The forty-five pages I just wrote don’t contain a thesis. Their structure is skeletal. I quote huge blocks of text every other page with a vague sense of urgency that’s never fully explained. If one of my students turned in a four-page version of what I’ve written, I would give them a “No grade. We need to talk.”
My hero of dissertation writing, Joan Bolker, author of Writing Your Dissertation in 15 Minutes a Day, says to call what I just wrote a “zero draft.” That two months of work equals zero makes me want to smash a calculator. My friend The Future Doctor Anderson calls it “seeds.” That name is downright scary to me—is this monster just a tiny piece of potential about to grow exponentially into a Godzilla-size disaster?
My mother says that before you decide what to name your baby, you’re supposed to yell its potential name out the back door. If you’ve found a good name, it won’t sound stupid. When writing to my advisers, I called these pages my “description of research” draft. It fails my mother’s test—but the awkwardness of the title befits the inelegant thing I produced.

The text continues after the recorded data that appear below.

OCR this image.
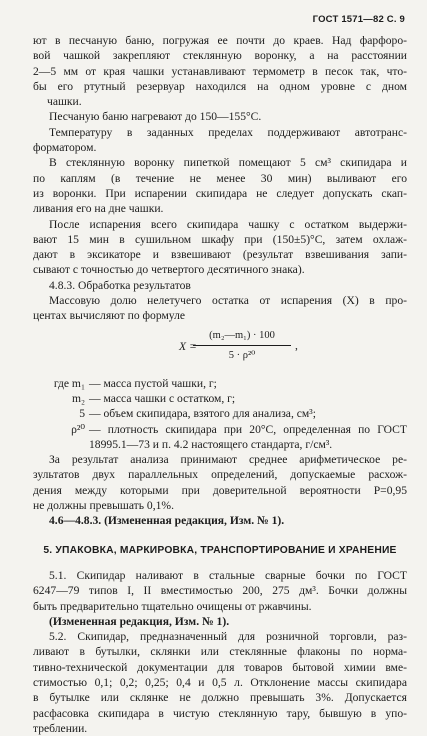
ГОСТ 1571—82 С. 9
ют в песчаную баню, погружая ее почти до краев. Над фарфоро-
вой чашкой закрепляют стеклянную воронку, а на расстоянии
2—5 мм от края чашки устанавливают термометр в песок так, что-
бы его ртутный резервуар находился на одном уровне с дном
чашки.
Песчаную баню нагревают до 150—155°С.
Температуру в заданных пределах поддерживают автотранс-
форматором.
В стеклянную воронку пипеткой помещают 5 см³ скипидара и
по каплям (в течение не менее 30 мин) выливают его
из воронки. При испарении скипидара не следует допускать скап-
ливания его на дне чашки.
После испарения всего скипидара чашку с остатком выдержи-
вают 15 мин в сушильном шкафу при (150±5)°С, затем охлаж-
дают в эксикаторе и взвешивают (результат взвешивания запи-
сывают с точностью до четвертого десятичного знака).
4.8.3. Обработка результатов
Массовую долю нелетучего остатка от испарения (X) в про-
центах вычисляют по формуле
X =
$\frac{\text{(m₂—m₁) · 100}}{\text{5 · ρ²⁰}}$ ,
где m₁ — масса пустой чашки, г;
m₂ — масса чашки с остатком, г;
5 — объем скипидара, взятого для анализа, см³;
ρ²⁰ — плотность скипидара при 20°С, определенная по ГОСТ
18995.1—73 и п. 4.2 настоящего стандарта, г/см³.
За результат анализа принимают среднее арифметическое ре-
зультатов двух параллельных определений, допускаемые расхож-
дения между которыми при доверительной вероятности P=0,95
не должны превышать 0,1%.
4.6—4.8.3. (Измененная редакция, Изм. № 1).
5. УПАКОВКА, МАРКИРОВКА, ТРАНСПОРТИРОВАНИЕ И ХРАНЕНИЕ
5.1. Скипидар наливают в стальные сварные бочки по ГОСТ
6247—79 типов I, II вместимостью 200, 275 дм³. Бочки должны
быть предварительно тщательно очищены от ржавчины.
(Измененная редакция, Изм. № 1).
5.2. Скипидар, предназначенный для розничной торговли, раз-
ливают в бутылки, склянки или стеклянные флаконы по норма-
тивно-технической документации для товаров бытовой химии вме-
стимостью 0,1; 0,2; 0,25; 0,4 и 0,5 л. Отклонение массы скипидара
в бутылке или склянке не должно превышать 3%. Допускается
расфасовка скипидара в чистую стеклянную тару, бывшую в упо-
треблении.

I wish I could’ve written something that seemed to me like a “first draft,” which was my goal for the summer. Still, when I consider my pages in light of their new name, they look a lot less like failure. They are chock-full of descriptions that couldn’t have been written without copious research. It’s true that I can’t imagine the number of pages between me and that beautiful mythical done. But “Description of Research” is still a long way from not-yet-begun.